Naturally occurring processes are irreversible. When a book burns, the ash and smoke still contain the same energy and atoms as the original pages, but the information printed on those pages is gone if no other copy exists. The same principle applies to the intricate neural patterns, molecular structures, and biological organization that constituted a living person. The second law of thermodynamics tells us that entropy, the measure of disorder, increases in every natural process. Your energy endures, but its particular arrangement scatters irreversibly.

This is, paradoxically, part of what makes Freeman’s essay so effective. It doesn’t promise resurrection or reunion. It doesn’t claim the person is “still out there” in any conscious sense. It claims something more modest and more unassailable: the physical stuff that was them has not left the universe. Every interaction they ever had with another particle left a permanent mark on that particle’s trajectory. The warmth they radiated was absorbed by the walls and the furniture and the skin of the people who loved them.

Why It Resonates

Grief often comes with a feeling of absolute absence, the sense that someone has been subtracted from the world entirely. Freeman’s essay pushes back against that feeling with the authority of measured, tested, repeatable science. It says: the universe does not subtract. It redistributes.

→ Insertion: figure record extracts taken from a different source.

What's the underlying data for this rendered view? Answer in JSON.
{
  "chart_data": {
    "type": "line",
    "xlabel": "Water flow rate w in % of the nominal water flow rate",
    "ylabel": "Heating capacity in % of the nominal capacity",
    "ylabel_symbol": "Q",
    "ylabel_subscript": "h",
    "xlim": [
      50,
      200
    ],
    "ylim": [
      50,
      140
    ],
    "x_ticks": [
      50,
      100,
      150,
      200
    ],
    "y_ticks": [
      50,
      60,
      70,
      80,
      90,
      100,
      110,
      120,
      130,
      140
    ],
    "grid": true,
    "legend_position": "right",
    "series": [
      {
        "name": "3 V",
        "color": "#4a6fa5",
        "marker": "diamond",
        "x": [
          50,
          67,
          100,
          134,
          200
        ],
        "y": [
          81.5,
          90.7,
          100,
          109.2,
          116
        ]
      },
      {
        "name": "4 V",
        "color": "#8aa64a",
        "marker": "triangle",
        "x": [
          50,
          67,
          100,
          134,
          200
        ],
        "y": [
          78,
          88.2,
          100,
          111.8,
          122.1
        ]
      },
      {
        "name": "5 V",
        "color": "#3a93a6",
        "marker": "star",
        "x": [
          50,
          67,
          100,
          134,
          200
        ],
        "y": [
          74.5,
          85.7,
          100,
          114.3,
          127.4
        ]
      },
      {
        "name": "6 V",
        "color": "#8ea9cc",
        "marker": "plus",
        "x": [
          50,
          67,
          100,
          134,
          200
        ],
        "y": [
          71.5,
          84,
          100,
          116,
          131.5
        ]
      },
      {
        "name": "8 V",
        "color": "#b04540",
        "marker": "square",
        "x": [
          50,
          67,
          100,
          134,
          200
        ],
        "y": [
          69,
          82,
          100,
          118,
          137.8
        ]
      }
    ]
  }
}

Living systems maintain themselves far from thermodynamic equilibrium, actively fighting the tendency toward disorder by pulling in energy from their environment. Death is the moment that fight ends and the system relaxes toward equilibrium with its surroundings. But “equilibrium with your surroundings” is not the same as “gone.” It means your energy has joined the energy of everything around you. The boundary between you and the rest of the world, which was always somewhat artificial at the atomic level, simply dissolves.

The essay has been read at actual funerals, printed on memorial cards, and shared millions of times online because it offers something rare: comfort that doesn’t require you to believe anything unverified. You don’t have to accept it on faith. You can check it with a calorimeter.